[Python-3000] prototype OO?

Jim Jewett jimjjewett at gmail.com
Thu May 11 20:19:10 CEST 2006


On 5/11/06, tomer filiba <tomerfiliba at gmail.com> wrote:

> class myFrame(derive_of(c.modules.wx.Frame)):
>     ...

> c.modules.wx.Frame is a proxy (instance) to a remote type, so you can't
> derive from it directly. therefore, derive_of is

> def derive_of(proxy_type):
>     class cls(object):
>         def  __getattr__(self, name):
>             return getattr(proxy_type, name)
>     return cls

> which basically means that when the attribute doesn't belong to the
> instance of local class, it is queried for at the remote class. but it doesnt
> work, because the method checks for the instance's type.

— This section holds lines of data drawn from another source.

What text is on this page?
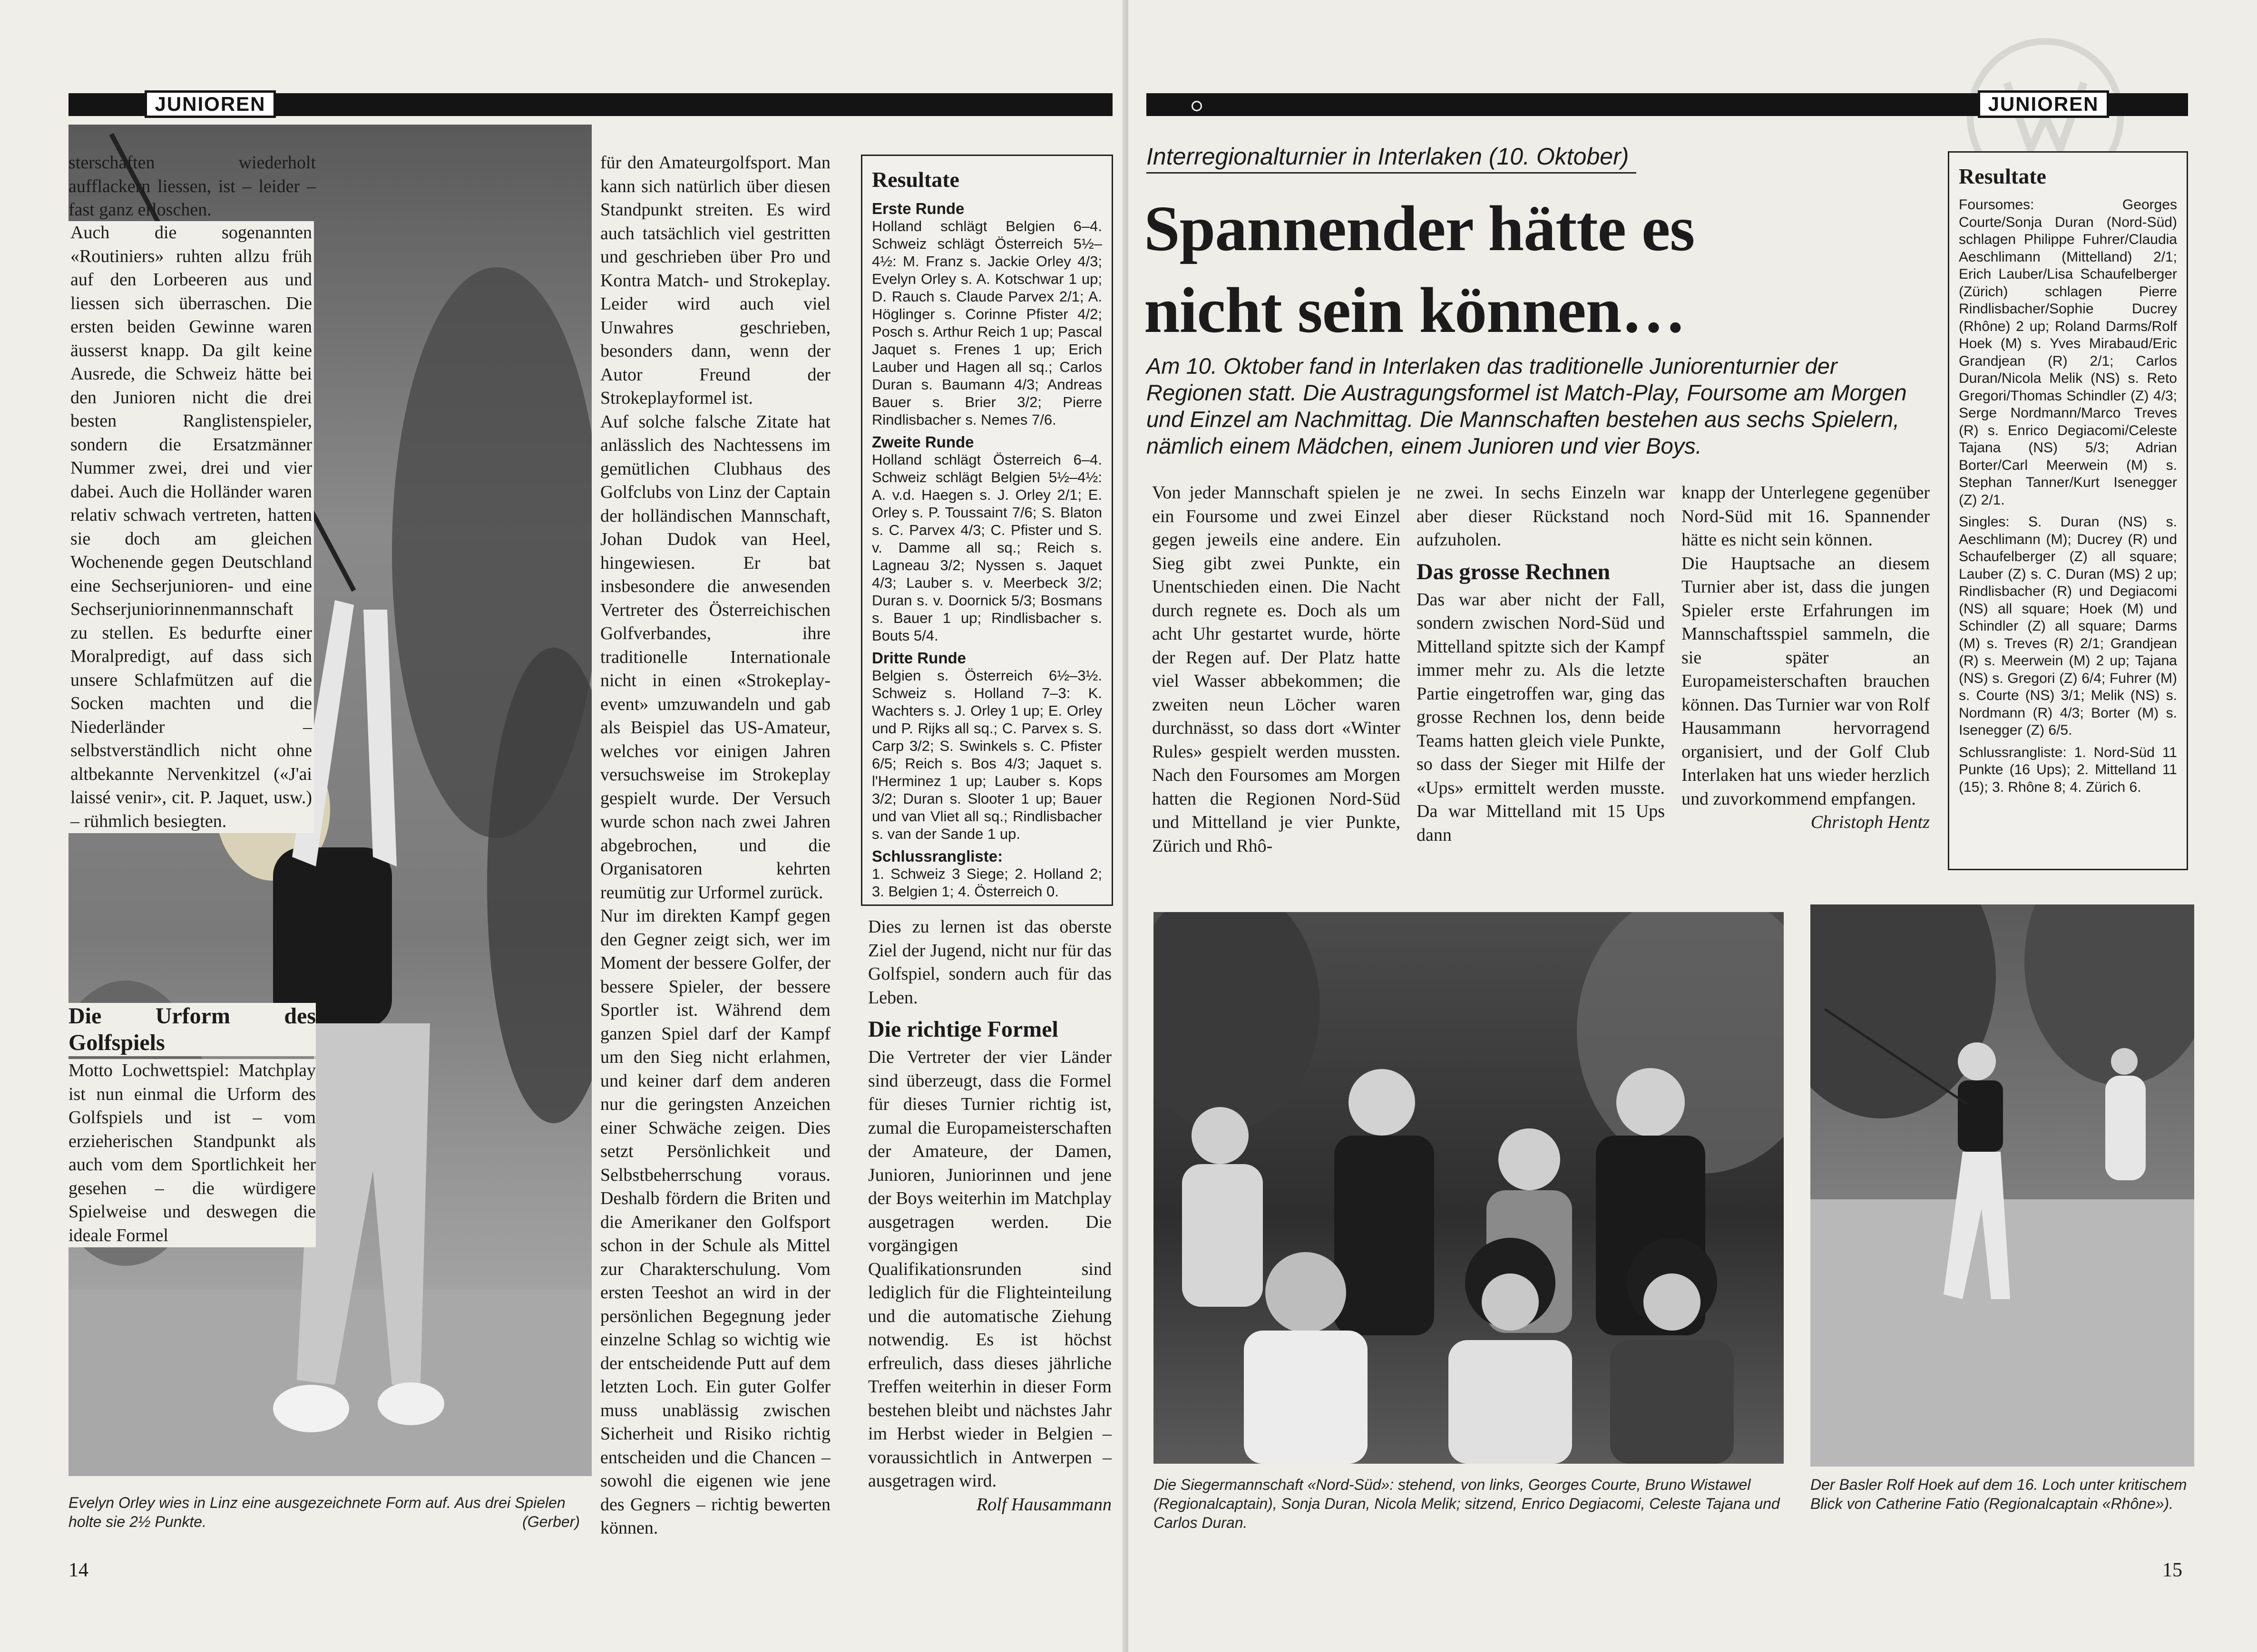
JUNIOREN

sterschaften wiederholt aufflackern liessen, ist – leider – fast ganz erloschen.

Auch die sogenannten «Routiniers» ruhten allzu früh auf den Lorbeeren aus und liessen sich überraschen. Die ersten beiden Gewinne waren äusserst knapp. Da gilt keine Ausrede, die Schweiz hätte bei den Junioren nicht die drei besten Ranglistenspieler, sondern die Ersatzmänner Nummer zwei, drei und vier dabei. Auch die Holländer waren relativ schwach vertreten, hatten sie doch am gleichen Wochenende gegen Deutschland eine Sechserjunioren- und eine Sechserjuniorinnenmannschaft zu stellen. Es bedurfte einer Moralpredigt, auf dass sich unsere Schlafmützen auf die Socken machten und die Niederländer – selbstverständlich nicht ohne altbekannte Nervenkitzel («J'ai laissé venir», cit. P. Jaquet, usw.) – rühmlich besiegten.

Die Urform des Golfspiels

Motto Lochwettspiel: Matchplay ist nun einmal die Urform des Golfspiels und ist – vom erzieherischen Standpunkt als auch vom dem Sportlichkeit her gesehen – die würdigere Spielweise und deswegen die ideale Formel

Evelyn Orley wies in Linz eine ausgezeichnete Form auf. Aus drei Spielen holte sie 2½ Punkte.	(Gerber)

für den Amateurgolfsport. Man kann sich natürlich über diesen Standpunkt streiten. Es wird auch tatsächlich viel gestritten und geschrieben über Pro und Kontra Match- und Strokeplay. Leider wird auch viel Unwahres geschrieben, besonders dann, wenn der Autor Freund der Strokeplayformel ist.

Auf solche falsche Zitate hat anlässlich des Nachtessens im gemütlichen Clubhaus des Golfclubs von Linz der Captain der holländischen Mannschaft, Johan Dudok van Heel, hingewiesen. Er bat insbesondere die anwesenden Vertreter des Österreichischen Golfverbandes, ihre traditionelle Internationale nicht in einen «Strokeplay-event» umzuwandeln und gab als Beispiel das US-Amateur, welches vor einigen Jahren versuchsweise im Strokeplay gespielt wurde. Der Versuch wurde schon nach zwei Jahren abgebrochen, und die Organisatoren kehrten reumütig zur Urformel zurück.

Nur im direkten Kampf gegen den Gegner zeigt sich, wer im Moment der bessere Golfer, der bessere Spieler, der bessere Sportler ist. Während dem ganzen Spiel darf der Kampf um den Sieg nicht erlahmen, und keiner darf dem anderen nur die geringsten Anzeichen einer Schwäche zeigen. Dies setzt Persönlichkeit und Selbstbeherrschung voraus. Deshalb fördern die Briten und die Amerikaner den Golfsport schon in der Schule als Mittel zur Charakterschulung. Vom ersten Teeshot an wird in der persönlichen Begegnung jeder einzelne Schlag so wichtig wie der entscheidende Putt auf dem letzten Loch. Ein guter Golfer muss unablässig zwischen Sicherheit und Risiko richtig entscheiden und die Chancen – sowohl die eigenen wie jene des Gegners – richtig bewerten können.

Resultate
Erste Runde

Holland schlägt Belgien 6–4. Schweiz schlägt Österreich 5½–4½: M. Franz s. Jackie Orley 4/3; Evelyn Orley s. A. Kotschwar 1 up; D. Rauch s. Claude Parvex 2/1; A. Höglinger s. Corinne Pfister 4/2; Posch s. Arthur Reich 1 up; Pascal Jaquet s. Frenes 1 up; Erich Lauber und Hagen all sq.; Carlos Duran s. Baumann 4/3; Andreas Bauer s. Brier 3/2; Pierre Rindlisbacher s. Nemes 7/6.

Zweite Runde

Holland schlägt Österreich 6–4. Schweiz schlägt Belgien 5½–4½: A. v.d. Haegen s. J. Orley 2/1; E. Orley s. P. Toussaint 7/6; S. Blaton s. C. Parvex 4/3; C. Pfister und S. v. Damme all sq.; Reich s. Lagneau 3/2; Nyssen s. Jaquet 4/3; Lauber s. v. Meerbeck 3/2; Duran s. v. Doornick 5/3; Bosmans s. Bauer 1 up; Rindlisbacher s. Bouts 5/4.

Dritte Runde

Belgien s. Österreich 6½–3½. Schweiz s. Holland 7–3: K. Wachters s. J. Orley 1 up; E. Orley und P. Rijks all sq.; C. Parvex s. S. Carp 3/2; S. Swinkels s. C. Pfister 6/5; Reich s. Bos 4/3; Jaquet s. l'Herminez 1 up; Lauber s. Kops 3/2; Duran s. Slooter 1 up; Bauer und van Vliet all sq.; Rindlisbacher s. van der Sande 1 up.

Schlussrangliste:

1. Schweiz 3 Siege; 2. Holland 2; 3. Belgien 1; 4. Österreich 0.

Dies zu lernen ist das oberste Ziel der Jugend, nicht nur für das Golfspiel, sondern auch für das Leben.

Die richtige Formel

Die Vertreter der vier Länder sind überzeugt, dass die Formel für dieses Turnier richtig ist, zumal die Europameisterschaften der Amateure, der Damen, Junioren, Juniorinnen und jene der Boys weiterhin im Matchplay ausgetragen werden. Die vorgängigen Qualifikationsrunden sind lediglich für die Flighteinteilung und die automatische Ziehung notwendig. Es ist höchst erfreulich, dass dieses jährliche Treffen weiterhin in dieser Form bestehen bleibt und nächstes Jahr im Herbst wieder in Belgien – voraussichtlich in Antwerpen – ausgetragen wird.

Rolf Hausammann

14

JUNIOREN
Interregionalturnier in Interlaken (10. Oktober)
Spannender hätte es
nicht sein können…
Am 10. Oktober fand in Interlaken das traditionelle Juniorenturnier der Regionen statt. Die Austragungsformel ist Match-Play, Foursome am Morgen und Einzel am Nachmittag. Die Mannschaften bestehen aus sechs Spielern, nämlich einem Mädchen, einem Junioren und vier Boys.
Resultate

Foursomes: Georges Courte/Sonja Duran (Nord-Süd) schlagen Philippe Fuhrer/Claudia Aeschlimann (Mittelland) 2/1; Erich Lauber/Lisa Schaufelberger (Zürich) schlagen Pierre Rindlisbacher/Sophie Ducrey (Rhône) 2 up; Roland Darms/Rolf Hoek (M) s. Yves Mirabaud/Eric Grandjean (R) 2/1; Carlos Duran/Nicola Melik (NS) s. Reto Gregori/Thomas Schindler (Z) 4/3; Serge Nordmann/Marco Treves (R) s. Enrico Degiacomi/Celeste Tajana (NS) 5/3; Adrian Borter/Carl Meerwein (M) s. Stephan Tanner/Kurt Isenegger (Z) 2/1.

Singles: S. Duran (NS) s. Aeschlimann (M); Ducrey (R) und Schaufelberger (Z) all square; Lauber (Z) s. C. Duran (MS) 2 up; Rindlisbacher (R) und Degiacomi (NS) all square; Hoek (M) und Schindler (Z) all square; Darms (M) s. Treves (R) 2/1; Grandjean (R) s. Meerwein (M) 2 up; Tajana (NS) s. Gregori (Z) 6/4; Fuhrer (M) s. Courte (NS) 3/1; Melik (NS) s. Nordmann (R) 4/3; Borter (M) s. Isenegger (Z) 6/5.

Schlussrangliste: 1. Nord-Süd 11 Punkte (16 Ups); 2. Mittelland 11 (15); 3. Rhône 8; 4. Zürich 6.

Von jeder Mannschaft spielen je ein Foursome und zwei Einzel gegen jeweils eine andere. Ein Sieg gibt zwei Punkte, ein Unentschieden einen. Die Nacht durch regnete es. Doch als um acht Uhr gestartet wurde, hörte der Regen auf. Der Platz hatte viel Wasser abbekommen; die zweiten neun Löcher waren durchnässt, so dass dort «Winter Rules» gespielt werden mussten. Nach den Foursomes am Morgen hatten die Regionen Nord-Süd und Mittelland je vier Punkte, Zürich und Rhô-

ne zwei. In sechs Einzeln war aber dieser Rückstand noch aufzuholen.

Das grosse Rechnen

Das war aber nicht der Fall, sondern zwischen Nord-Süd und Mittelland spitzte sich der Kampf immer mehr zu. Als die letzte Partie eingetroffen war, ging das grosse Rechnen los, denn beide Teams hatten gleich viele Punkte, so dass der Sieger mit Hilfe der «Ups» ermittelt werden musste. Da war Mittelland mit 15 Ups dann

knapp der Unterlegene gegenüber Nord-Süd mit 16. Spannender hätte es nicht sein können.

Die Hauptsache an diesem Turnier aber ist, dass die jungen Spieler erste Erfahrungen im Mannschaftsspiel sammeln, die sie später an Europameisterschaften brauchen können. Das Turnier war von Rolf Hausammann hervorragend organisiert, und der Golf Club Interlaken hat uns wieder herzlich und zuvorkommend empfangen.

Christoph Hentz

Die Siegermannschaft «Nord-Süd»: stehend, von links, Georges Courte, Bruno Wistawel (Regionalcaptain), Sonja Duran, Nicola Melik; sitzend, Enrico Degiacomi, Celeste Tajana und Carlos Duran.
Der Basler Rolf Hoek auf dem 16. Loch unter kritischem Blick von Catherine Fatio (Regionalcaptain «Rhône»).
15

There are languages (Self; I think even javascript) whose OO is based
on Prototypes rather than classes.  If an object doesn't have the
attribute/method, then check its prototype (and so on recursively).

When I have to emulate this in python (or Java), I just try to shove
all my logic into classmethods, and use at most a singleton instance.

Proxies are certainly the perfect example of something where you would
want a "just like X, except" object, and would prefer to be able to
use instances as the prototype.

I don't think prototype OO should replace the current form, but it
might be worth adding, even in Python 2.X.  Do you have a proposed
implementation, or even a proposed syntax?